Hessischer Sängerbund e.V.
- Abbreviation: HSB
- Purpose: Support and representation of Hessian lay choirs; musical education and youth development
- Headquarters: Wiesbaden, Germany
- Location: Office in Oberursel;
- Region served: Hessen
- Membership: ~1,200 associations, 2,050 choirs, ~44,000 singers
- Parent organization: Deutscher Chorverband
- Website: hessischer-saengerbund.de

= Hessischer Sängerbund =

Choir band in Hessen

The Hessische Sängerbund (HSB) is the largest choral association in Hessen. It sees itself as a contact partner and representative of the Hessian lay choirs and choral societies. It represents the interests of about 1,200 associations with 2,050 choirs and about 44,000 singers towards the public and politics. It has its headquarters in Wiesbaden, its office is located in Oberursel.

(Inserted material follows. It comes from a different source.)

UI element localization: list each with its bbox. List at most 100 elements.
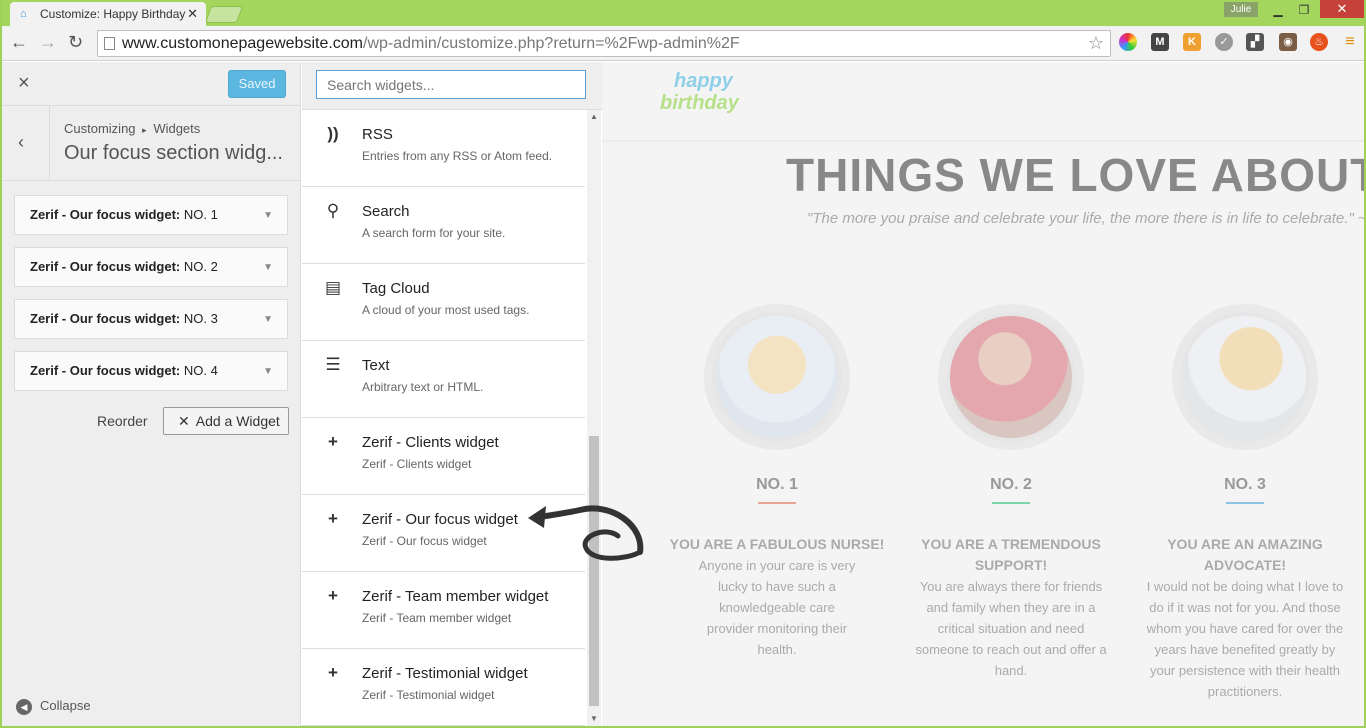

About his membership in Deutscher Chorverband (DCV), the Hessian Singers' Association is networked throughout Germany and Europe. For its members, the Hessischer Sängerbund arranges contacts in musical, organisational, legal and administrative matters. It organises concerts and competitions, choir studios, choir literature days and choir workshops. It also takes care of the work with young talents as well as musical education and further training. On behalf of the Hessian state government, the Hessian Sängerbund coordinates the Landesjugendchor Hessen, the Hessian selection choir for young singers.

The Hessischer Sängerbund trains (vice-)choir conductors and offers further training events for them. To this end, it maintains two choir conducting schools in Frankfurt and Marburg.